Partout autour de lui, Vincent Louault entend monter le mécontentement des maires ruraux, qui n’ont pas de mots assez sévères contre les transferts de compétences vers les intercommunalités. « Nous le vivons comme une perte de pouvoir, confie-t-il.

Au fond, nous ne voulons pas être réduits à uniquement entériner les décisions de la technostructure. »

Il a vu la loi NOTRe de 2015, sur la nouvelle organisation territoriale, se mettre progressivement en place « avec tout ce qu’elle comporte de complexité ». La compétence technique requise pour administrer une commune, quelle que soit sa taille, demande, selon lui, que « les nouveaux élus puissent bénéficier d’une formation obligatoire dans les six premiers mois du mandat ».Sentiment d’abandon

Vice-président de la petite communauté de communes Bléré-Val de Cher, il a assisté à la montée en puissance des EPCI (Établissement public de coopération intercommunale), ce qui ne lui déplaît pas a priori : « Mon père a été élu maire quand j’avais 5 ans (1). Il a toujours été un fervent partisan des intercommunalités, participant à la création de la communauté de communes de Loches pour faire contrepoids à la puissante ville, aujourd’hui métropole, de Tours ».

Mais, dans les faits, son petit village, qui emploie une secrétaire, un cantonnier et trois personnes dans la petite école élémentaire, n’a pas encore profité « des bénéfices » promis par les mutualisations de moyens.
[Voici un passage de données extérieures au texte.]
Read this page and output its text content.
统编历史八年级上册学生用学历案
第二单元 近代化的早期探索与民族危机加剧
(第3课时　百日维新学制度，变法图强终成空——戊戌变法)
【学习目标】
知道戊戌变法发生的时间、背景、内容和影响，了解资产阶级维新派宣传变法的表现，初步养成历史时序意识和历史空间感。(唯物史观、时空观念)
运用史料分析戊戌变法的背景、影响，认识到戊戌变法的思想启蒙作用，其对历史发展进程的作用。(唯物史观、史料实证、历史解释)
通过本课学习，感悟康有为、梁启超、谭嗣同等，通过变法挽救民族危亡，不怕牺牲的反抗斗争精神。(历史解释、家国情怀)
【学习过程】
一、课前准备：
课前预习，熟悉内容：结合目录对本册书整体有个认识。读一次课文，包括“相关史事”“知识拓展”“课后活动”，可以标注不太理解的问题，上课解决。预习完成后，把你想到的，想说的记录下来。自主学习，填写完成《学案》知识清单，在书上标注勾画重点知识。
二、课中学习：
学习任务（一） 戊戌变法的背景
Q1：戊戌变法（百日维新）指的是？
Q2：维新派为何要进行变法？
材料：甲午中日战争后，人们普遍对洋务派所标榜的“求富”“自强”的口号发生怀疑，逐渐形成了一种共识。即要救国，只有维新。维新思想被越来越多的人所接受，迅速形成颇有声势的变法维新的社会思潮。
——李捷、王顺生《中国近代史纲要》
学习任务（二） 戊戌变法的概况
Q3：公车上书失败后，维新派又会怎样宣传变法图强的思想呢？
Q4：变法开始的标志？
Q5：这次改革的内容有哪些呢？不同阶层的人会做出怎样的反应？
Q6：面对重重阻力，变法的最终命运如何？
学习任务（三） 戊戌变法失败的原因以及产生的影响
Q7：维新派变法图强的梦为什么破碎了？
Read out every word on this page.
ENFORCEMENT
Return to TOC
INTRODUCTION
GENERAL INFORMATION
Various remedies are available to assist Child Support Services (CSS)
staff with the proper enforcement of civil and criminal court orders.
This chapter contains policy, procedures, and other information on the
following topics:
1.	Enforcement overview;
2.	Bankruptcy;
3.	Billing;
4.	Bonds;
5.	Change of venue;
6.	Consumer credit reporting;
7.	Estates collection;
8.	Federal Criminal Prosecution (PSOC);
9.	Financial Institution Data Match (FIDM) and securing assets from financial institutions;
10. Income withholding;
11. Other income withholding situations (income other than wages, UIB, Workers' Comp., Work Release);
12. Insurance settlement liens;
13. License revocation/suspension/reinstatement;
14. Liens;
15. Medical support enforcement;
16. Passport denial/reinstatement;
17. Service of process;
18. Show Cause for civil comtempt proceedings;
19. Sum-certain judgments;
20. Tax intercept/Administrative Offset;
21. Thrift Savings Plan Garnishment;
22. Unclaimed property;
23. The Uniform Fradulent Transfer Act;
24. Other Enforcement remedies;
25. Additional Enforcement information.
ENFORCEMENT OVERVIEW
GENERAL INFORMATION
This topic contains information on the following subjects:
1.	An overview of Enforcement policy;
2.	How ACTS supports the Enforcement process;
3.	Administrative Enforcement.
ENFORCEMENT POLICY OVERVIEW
Le sentiment d’abandon est encore plus fort quand il est confronté à des incivilités. Il se dit impuissant à faire respecter la loi : « Face à un dépôt sauvage de déchets sur un terrain communal, par exemple, je sais d’avance que les poursuites ne donneront rien, quand bien même on aurait identifié l’auteur. » Il regrette aussi que les gendarmes, « eux-mêmes submergés par la paperasse », ne prennent plus le temps de l’informer de ce qui se passe dans sa commune.

Combatif, cet exploitant agricole, qui a récemment été à l’affiche du documentaire On a 20 ans pour changer le monde (Hélène Médigue), briguera tout de même en 2020 un second mandat. Il est convaincu que son expérience lui sera utile dans « le rapport de force » qu’il a engagé avec l’État.

par  Xavier Renard, Guillaume Souvant

(1) Pierre Louault, son père, a été maire de Chédigny de 1977 à 2017. Il est aujourd’hui sénateur UDI.